ザフトと地球軍に別れた恋人達の心中はこんな感じだった。
Act.14 太陽の青年は仔猫を抱いて…
「状況が厳しいのは分かっています。でも、投降するつもりはありません」
勇ましい言葉で艦橋のメンバーを鼓舞する新米艦長をフラガは副操舵士の席から振り返る。

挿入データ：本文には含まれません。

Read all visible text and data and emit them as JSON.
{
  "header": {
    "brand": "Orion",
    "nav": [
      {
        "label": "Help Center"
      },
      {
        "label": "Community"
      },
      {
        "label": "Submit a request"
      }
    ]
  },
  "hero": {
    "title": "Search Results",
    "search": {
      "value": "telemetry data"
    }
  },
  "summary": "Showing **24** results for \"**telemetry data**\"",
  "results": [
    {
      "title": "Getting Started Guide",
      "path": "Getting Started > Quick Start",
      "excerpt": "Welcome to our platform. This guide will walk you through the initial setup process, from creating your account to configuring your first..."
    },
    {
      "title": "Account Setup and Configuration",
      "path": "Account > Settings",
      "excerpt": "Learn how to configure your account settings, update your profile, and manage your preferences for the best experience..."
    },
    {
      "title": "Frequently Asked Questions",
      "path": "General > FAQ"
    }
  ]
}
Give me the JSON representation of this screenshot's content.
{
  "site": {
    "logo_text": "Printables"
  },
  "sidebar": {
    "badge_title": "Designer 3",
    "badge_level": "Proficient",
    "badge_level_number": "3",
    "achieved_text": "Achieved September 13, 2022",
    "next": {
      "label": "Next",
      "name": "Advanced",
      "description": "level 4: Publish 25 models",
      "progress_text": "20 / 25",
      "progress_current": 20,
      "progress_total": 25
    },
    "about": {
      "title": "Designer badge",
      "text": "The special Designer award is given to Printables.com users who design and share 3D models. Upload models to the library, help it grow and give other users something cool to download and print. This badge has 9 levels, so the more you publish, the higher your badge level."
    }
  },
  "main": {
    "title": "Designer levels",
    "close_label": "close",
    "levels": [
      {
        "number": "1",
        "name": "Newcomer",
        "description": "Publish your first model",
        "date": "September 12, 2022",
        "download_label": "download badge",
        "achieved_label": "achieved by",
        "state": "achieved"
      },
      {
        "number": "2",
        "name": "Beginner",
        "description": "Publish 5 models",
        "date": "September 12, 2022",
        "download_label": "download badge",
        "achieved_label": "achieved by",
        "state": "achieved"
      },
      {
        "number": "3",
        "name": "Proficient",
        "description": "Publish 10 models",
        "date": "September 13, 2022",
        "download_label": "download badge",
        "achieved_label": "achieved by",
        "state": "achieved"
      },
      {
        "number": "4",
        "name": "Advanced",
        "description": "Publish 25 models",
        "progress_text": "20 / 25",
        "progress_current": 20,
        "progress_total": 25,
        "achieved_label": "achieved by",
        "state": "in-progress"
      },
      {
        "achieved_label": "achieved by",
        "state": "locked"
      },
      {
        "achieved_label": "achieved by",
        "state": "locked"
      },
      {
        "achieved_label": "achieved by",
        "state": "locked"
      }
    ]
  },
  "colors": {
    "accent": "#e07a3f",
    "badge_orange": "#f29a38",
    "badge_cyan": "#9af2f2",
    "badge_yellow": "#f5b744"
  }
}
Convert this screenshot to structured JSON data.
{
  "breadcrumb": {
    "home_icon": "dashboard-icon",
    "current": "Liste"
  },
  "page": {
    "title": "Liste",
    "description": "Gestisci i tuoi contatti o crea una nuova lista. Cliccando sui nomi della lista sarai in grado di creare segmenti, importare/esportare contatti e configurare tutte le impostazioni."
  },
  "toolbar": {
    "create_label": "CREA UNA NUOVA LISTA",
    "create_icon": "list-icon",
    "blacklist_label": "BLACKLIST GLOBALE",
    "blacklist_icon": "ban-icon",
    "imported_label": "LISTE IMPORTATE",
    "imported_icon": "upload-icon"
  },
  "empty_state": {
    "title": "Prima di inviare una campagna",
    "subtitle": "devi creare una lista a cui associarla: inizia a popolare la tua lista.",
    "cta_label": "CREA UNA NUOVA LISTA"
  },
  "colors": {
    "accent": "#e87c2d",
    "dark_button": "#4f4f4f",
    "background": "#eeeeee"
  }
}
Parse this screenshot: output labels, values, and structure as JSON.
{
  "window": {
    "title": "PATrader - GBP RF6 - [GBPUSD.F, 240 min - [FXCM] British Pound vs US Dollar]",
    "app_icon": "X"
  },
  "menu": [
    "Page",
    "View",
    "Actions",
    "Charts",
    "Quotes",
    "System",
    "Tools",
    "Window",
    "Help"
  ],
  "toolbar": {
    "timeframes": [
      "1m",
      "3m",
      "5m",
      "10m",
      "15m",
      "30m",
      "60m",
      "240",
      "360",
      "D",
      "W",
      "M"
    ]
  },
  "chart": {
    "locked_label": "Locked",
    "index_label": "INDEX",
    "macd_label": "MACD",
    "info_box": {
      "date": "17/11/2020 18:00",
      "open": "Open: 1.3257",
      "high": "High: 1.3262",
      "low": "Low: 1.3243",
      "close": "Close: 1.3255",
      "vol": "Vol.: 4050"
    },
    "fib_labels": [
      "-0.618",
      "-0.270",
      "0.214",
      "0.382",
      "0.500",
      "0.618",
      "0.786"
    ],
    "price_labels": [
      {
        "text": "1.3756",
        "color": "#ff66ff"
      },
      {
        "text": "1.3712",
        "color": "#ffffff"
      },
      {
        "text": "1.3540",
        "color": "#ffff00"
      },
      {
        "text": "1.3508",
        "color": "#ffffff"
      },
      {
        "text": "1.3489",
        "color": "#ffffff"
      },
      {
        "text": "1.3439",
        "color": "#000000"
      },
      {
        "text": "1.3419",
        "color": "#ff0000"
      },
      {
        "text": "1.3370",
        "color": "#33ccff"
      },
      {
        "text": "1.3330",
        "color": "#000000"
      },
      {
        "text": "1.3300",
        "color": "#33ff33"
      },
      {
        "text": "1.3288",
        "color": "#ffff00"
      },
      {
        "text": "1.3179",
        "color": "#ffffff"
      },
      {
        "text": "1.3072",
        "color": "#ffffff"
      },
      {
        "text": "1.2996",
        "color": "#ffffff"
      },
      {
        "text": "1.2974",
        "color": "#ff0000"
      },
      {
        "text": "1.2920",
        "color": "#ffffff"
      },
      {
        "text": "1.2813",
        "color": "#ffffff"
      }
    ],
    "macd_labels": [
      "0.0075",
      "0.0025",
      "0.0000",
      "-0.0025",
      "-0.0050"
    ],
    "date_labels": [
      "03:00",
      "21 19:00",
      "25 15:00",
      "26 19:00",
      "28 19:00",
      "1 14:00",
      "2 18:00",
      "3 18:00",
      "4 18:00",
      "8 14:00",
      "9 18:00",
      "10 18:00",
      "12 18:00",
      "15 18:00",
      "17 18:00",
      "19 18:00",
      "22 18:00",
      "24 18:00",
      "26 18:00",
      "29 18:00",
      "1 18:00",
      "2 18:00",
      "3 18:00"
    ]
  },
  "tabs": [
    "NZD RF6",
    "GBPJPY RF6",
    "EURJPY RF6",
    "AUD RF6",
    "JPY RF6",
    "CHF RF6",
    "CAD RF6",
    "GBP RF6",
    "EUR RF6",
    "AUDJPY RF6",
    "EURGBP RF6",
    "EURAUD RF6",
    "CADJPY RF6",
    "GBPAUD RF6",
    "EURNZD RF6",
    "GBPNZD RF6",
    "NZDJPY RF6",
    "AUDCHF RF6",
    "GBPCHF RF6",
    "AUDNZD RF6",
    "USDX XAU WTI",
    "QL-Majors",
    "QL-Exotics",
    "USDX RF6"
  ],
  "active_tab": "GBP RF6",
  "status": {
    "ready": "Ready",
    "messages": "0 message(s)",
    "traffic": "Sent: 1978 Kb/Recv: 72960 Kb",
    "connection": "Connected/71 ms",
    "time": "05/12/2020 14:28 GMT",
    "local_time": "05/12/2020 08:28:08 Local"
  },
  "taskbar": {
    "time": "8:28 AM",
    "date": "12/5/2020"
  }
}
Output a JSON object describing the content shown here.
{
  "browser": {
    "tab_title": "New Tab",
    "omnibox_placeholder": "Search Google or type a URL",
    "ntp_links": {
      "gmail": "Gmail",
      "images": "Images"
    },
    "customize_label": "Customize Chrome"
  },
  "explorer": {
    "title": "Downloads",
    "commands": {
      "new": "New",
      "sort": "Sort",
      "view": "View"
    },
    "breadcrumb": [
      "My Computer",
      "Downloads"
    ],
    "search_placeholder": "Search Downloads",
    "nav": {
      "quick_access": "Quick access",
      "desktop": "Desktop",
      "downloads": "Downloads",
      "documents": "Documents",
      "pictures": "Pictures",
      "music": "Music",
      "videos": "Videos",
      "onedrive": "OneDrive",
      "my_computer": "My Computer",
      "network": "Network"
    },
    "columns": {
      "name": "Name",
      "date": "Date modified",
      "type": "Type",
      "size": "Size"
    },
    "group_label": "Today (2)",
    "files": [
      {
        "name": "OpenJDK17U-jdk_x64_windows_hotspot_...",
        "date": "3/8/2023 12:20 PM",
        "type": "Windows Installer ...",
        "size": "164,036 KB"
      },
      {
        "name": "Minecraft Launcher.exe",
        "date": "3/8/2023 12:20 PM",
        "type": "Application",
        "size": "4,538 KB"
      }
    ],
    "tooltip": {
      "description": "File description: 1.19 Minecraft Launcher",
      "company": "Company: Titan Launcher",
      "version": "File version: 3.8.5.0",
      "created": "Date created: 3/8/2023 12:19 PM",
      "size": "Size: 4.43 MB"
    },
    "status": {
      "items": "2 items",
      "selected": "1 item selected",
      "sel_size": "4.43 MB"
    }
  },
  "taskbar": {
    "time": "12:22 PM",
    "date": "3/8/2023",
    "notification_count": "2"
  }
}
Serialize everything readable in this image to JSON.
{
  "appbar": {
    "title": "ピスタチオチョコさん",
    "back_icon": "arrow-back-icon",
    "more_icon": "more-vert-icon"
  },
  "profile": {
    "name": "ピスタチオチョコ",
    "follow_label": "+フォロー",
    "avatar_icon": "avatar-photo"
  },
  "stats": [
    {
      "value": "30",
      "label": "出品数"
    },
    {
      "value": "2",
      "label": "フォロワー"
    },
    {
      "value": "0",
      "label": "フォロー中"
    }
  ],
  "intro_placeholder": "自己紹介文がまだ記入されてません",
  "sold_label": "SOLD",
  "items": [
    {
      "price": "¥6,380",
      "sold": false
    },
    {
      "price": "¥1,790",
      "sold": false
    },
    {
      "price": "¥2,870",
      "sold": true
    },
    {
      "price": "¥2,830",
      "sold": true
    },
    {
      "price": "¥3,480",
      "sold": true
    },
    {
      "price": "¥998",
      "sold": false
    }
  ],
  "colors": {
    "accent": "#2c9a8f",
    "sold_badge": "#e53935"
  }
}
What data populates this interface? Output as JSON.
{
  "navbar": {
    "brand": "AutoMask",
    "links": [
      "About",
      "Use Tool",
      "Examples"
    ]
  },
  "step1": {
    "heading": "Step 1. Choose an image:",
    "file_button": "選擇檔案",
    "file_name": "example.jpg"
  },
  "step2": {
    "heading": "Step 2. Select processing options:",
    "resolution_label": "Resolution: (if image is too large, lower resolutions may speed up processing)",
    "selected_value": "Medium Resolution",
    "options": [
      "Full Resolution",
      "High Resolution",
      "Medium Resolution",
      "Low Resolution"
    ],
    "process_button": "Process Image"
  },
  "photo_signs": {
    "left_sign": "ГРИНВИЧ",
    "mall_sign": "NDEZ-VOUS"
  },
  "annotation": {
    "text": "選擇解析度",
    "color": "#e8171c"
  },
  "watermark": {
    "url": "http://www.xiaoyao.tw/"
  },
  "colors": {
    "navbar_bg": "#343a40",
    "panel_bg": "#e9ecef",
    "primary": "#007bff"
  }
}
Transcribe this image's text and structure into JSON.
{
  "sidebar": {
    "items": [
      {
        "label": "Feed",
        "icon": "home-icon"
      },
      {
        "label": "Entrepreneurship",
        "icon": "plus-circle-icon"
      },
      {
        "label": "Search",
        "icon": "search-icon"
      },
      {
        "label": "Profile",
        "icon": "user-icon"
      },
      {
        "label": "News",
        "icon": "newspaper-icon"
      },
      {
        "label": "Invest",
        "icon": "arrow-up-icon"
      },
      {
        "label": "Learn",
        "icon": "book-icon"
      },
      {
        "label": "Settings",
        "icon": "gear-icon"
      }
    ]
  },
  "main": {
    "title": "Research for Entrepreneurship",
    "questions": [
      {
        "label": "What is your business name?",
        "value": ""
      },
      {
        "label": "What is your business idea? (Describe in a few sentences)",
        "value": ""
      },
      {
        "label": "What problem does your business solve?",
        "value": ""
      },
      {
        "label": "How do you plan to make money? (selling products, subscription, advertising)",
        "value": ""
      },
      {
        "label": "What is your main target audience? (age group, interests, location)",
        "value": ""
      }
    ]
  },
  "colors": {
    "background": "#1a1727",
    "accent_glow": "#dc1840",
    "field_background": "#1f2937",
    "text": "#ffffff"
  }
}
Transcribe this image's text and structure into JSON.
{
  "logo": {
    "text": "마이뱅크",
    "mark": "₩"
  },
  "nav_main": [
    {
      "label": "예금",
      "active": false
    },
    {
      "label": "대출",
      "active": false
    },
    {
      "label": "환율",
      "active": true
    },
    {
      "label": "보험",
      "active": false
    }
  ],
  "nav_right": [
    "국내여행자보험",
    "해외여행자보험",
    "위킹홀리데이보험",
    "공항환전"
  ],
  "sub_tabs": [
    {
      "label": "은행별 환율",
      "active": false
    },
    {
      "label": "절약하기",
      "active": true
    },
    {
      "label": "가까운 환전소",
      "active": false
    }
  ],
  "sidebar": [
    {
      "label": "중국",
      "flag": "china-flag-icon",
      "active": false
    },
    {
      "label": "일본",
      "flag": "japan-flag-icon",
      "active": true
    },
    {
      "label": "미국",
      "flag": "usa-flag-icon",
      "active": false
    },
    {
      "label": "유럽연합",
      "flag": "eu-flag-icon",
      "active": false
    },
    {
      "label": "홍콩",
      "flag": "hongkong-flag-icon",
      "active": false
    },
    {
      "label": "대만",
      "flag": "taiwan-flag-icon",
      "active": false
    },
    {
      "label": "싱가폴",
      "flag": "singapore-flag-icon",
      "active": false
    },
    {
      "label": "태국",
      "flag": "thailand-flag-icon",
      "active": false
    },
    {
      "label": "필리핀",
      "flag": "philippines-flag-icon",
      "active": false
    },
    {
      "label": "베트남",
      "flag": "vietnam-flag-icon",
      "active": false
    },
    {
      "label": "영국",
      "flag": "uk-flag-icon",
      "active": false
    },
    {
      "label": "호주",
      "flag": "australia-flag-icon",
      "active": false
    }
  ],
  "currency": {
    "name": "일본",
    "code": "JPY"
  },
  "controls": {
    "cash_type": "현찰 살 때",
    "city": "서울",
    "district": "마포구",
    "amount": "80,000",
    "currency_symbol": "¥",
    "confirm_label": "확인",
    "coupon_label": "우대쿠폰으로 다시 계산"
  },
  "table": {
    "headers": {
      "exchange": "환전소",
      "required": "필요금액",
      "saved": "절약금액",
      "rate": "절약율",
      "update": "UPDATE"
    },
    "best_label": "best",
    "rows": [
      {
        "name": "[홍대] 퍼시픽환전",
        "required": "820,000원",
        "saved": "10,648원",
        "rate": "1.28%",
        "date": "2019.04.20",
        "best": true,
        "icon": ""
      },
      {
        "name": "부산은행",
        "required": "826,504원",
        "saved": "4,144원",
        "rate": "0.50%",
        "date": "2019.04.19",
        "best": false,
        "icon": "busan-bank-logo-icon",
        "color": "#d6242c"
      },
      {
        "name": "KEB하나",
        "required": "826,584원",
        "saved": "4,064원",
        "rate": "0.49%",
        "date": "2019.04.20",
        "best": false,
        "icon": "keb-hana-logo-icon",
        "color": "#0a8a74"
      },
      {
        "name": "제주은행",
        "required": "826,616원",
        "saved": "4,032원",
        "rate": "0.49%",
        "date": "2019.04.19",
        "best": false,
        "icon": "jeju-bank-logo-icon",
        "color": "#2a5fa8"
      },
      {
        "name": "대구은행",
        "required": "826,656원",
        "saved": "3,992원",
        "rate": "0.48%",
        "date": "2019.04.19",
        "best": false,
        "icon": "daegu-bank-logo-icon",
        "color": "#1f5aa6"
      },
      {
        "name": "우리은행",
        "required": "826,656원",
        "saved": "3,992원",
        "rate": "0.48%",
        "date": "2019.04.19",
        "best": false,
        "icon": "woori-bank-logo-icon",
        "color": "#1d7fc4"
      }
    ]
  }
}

彼も彼女もその任務を完了させるのがいかに難しいか、よく分かっている。
「この艦と“ストライク”は、絶対にザフトには渡せません。我々は何としても、コレを無事に大西洋連邦指令部へ持ち帰らねばならないんです」
その言葉に異論はない。
だがどうやってそれを成すのか。その具体的な案がない。
先程フラガも言ったが、このAAにはストライクとメビウスゼロしか搭載されていない。
それに比べあちらはナスカ級とローラシア級の二隻に加えMSがジンだけでも四機。さらにクルーゼのシグーと奪取されたG四機がある。
数だけでも、今のAAには十分脅威だ。
そして『G』。
他のGがどれ程の性能を持っているのか、製造に関わっていないフラガには考えも及ばない。
だが、“ストライク”は違う。
フラガはそれに触れそしてその性能を確かめた。
そしてそれは十分脅威に成りえる物だと判断した。